To control mice that have already entered the home, Hurley suggests using traps as opposed to poison baits.
“If there are young children or pets in the home, consider placing the traps inside locked box stations to avoid accidents,” Hurley said. “The use of poison baits should be a last resort and is best left to the professionals since there could be risk to children and pets.”
Anyone traveling during the holidays should be aware of the potential for picking up bed bugs, according to Dr.
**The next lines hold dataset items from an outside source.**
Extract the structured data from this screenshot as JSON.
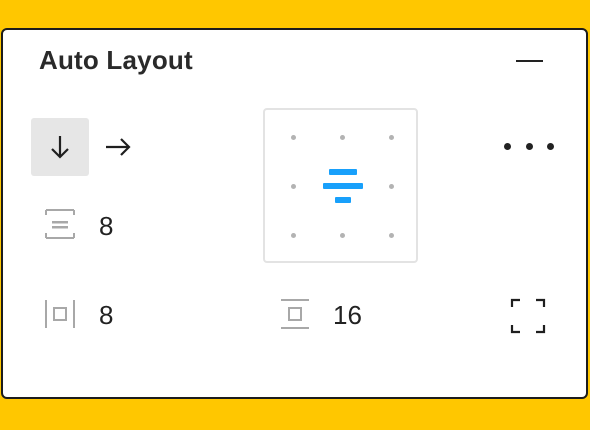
{
  "panel": {
    "title": "Auto Layout",
    "collapse_icon": "minus-icon",
    "direction": {
      "options": [
        {
          "name": "vertical",
          "icon": "arrow-down-icon",
          "selected": true
        },
        {
          "name": "horizontal",
          "icon": "arrow-right-icon",
          "selected": false
        }
      ]
    },
    "spacing_between": {
      "icon": "spacing-between-icon",
      "value": "8"
    },
    "padding_horizontal": {
      "icon": "horizontal-padding-icon",
      "value": "8"
    },
    "padding_vertical": {
      "icon": "vertical-padding-icon",
      "value": "16"
    },
    "alignment": {
      "selected": "center",
      "accent": "#18A0FB"
    },
    "more_icon": "more-options-icon",
    "clip_icon": "clip-content-icon"
  }
}
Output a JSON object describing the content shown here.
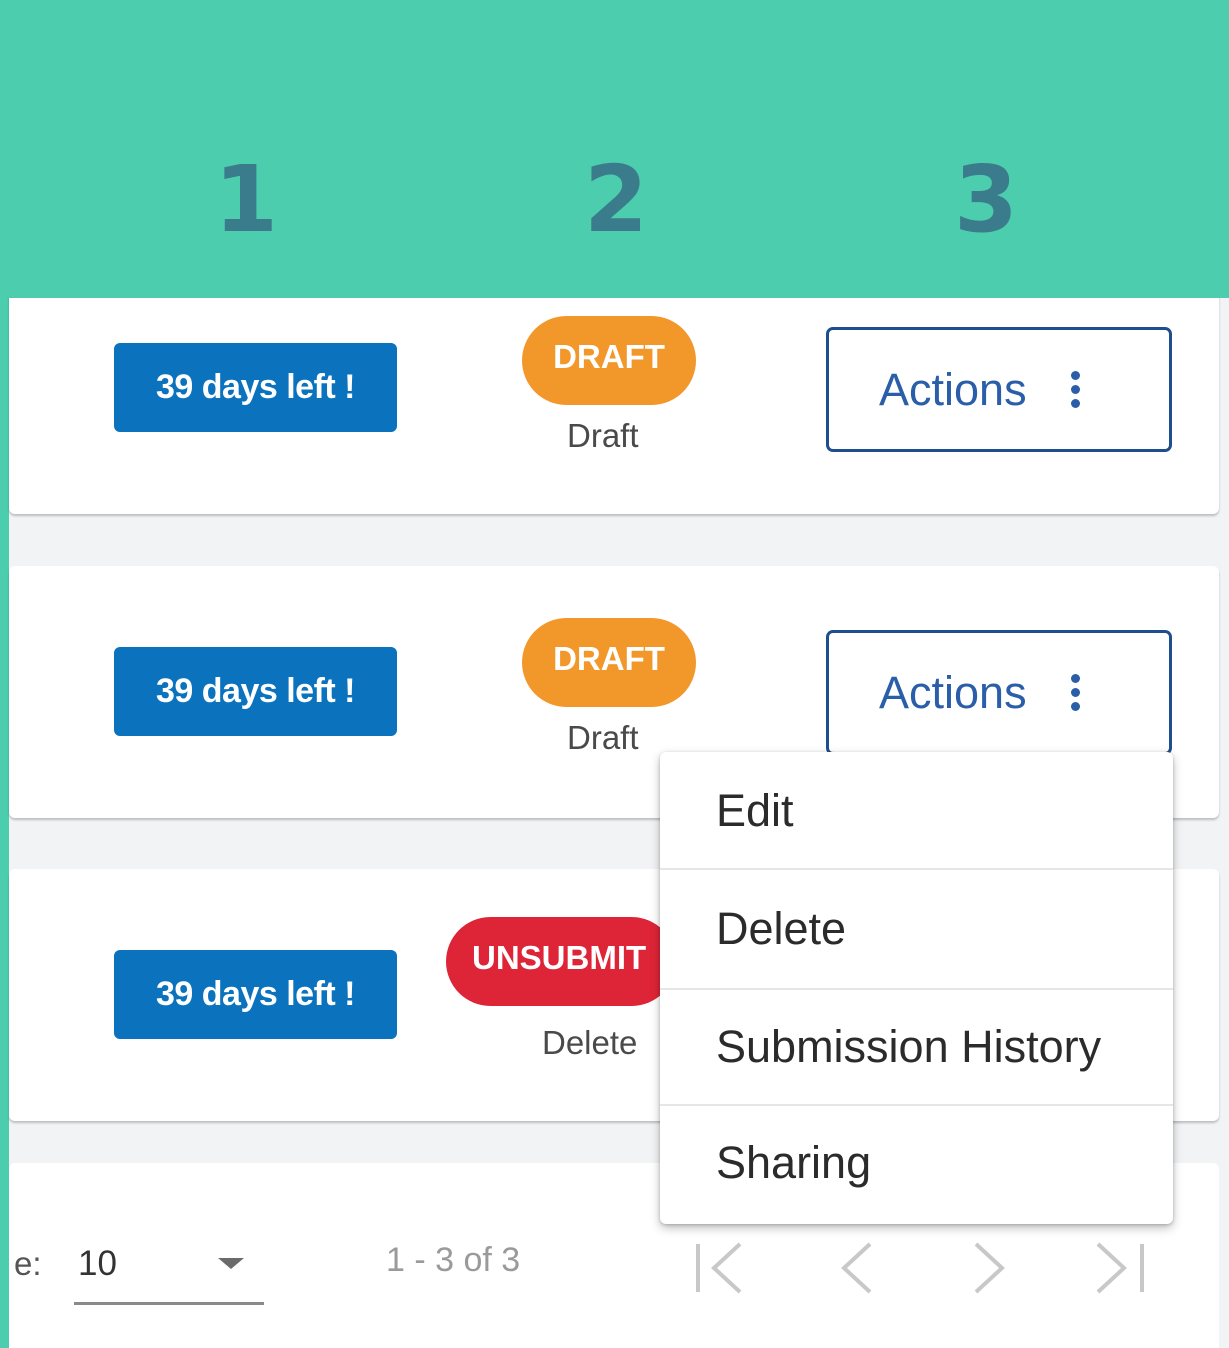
{
  "header": {
    "column_numbers": [
      "1",
      "2",
      "3"
    ]
  },
  "rows": [
    {
      "deadline": "39 days left !",
      "status_badge": "DRAFT",
      "status_text": "Draft",
      "action_label": "Actions"
    },
    {
      "deadline": "39 days left !",
      "status_badge": "DRAFT",
      "status_text": "Draft",
      "action_label": "Actions"
    },
    {
      "deadline": "39 days left !",
      "status_badge": "UNSUBMIT",
      "status_text": "Delete"
    }
  ],
  "actions_menu": {
    "items": [
      "Edit",
      "Delete",
      "Submission History",
      "Sharing"
    ]
  },
  "pagination": {
    "page_size_label": "e:",
    "page_size_value": "10",
    "range": "1 - 3 of 3"
  },
  "colors": {
    "header": "#4cceae",
    "column_number": "#3a7b8c",
    "deadline_badge": "#0b72bd",
    "draft": "#f2972a",
    "unsubmitted": "#dd2537",
    "action_border": "#1f4e8c"
  },
  "icons": {
    "actions": "more-vertical-icon",
    "pager": [
      "first-page-icon",
      "previous-page-icon",
      "next-page-icon",
      "last-page-icon"
    ]
  }
}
Mike Merchant, AgriLife Extension urban entomologist for Texas A&M AgriLife Extension. Bed bugs are small, reddish-brown, oval-shaped insects that feed on human blood and are becoming more common in hotels and homes.
“Bed bugs are great at hitchhiking in luggage, and savvy travelers should know how to minimize their risk of bringing an unwelcome guest home from the holidays,” Merchant said.
He noted that while the risk of encountering these pests in your travels is relatively low, bringing a bed bug home is definitely not a good idea.
“Suffering a few bed bug bites while traveling is not pleasant, but it’s much worse to bring them home where they can proliferate,” he said.
Experts recommend avoiding setting luggage on or next to a bed or other upholstered furniture where bed bugs can easily stow away after feeding.
“This practice is an open invitation for bed bugs,” he said. Instead, put your stuff on the luggage rack away from the bed.
“It’s just now starting to get close to freezing in the South Central Texas area, but in the next few weeks I expect to start getting calls about more insects coming indoors,” said Wizzie Brown, AgriLife Extension entomologist for Travis County. “The ones I’m most likely to be getting calls about will be cockroaches, spiders and scorpions.”
Brown said the most effective means of control is to exclude these and other critters from the home by way of sealing exterior holes or cracks as well as eaves and frames around doors and windows.
“And if you have any tall grass or weeds around your house, or any wood, compost or leaves near your exterior walls, now would be a good time to remove those so they don’t provide a warm nesting area from which they might then enter your home,” she said.
Brown said now might also be a good time to prune any trees or shrubs that touch or overhang the house.
“That way animals can’t use those as a bridge to enter the house,” she said.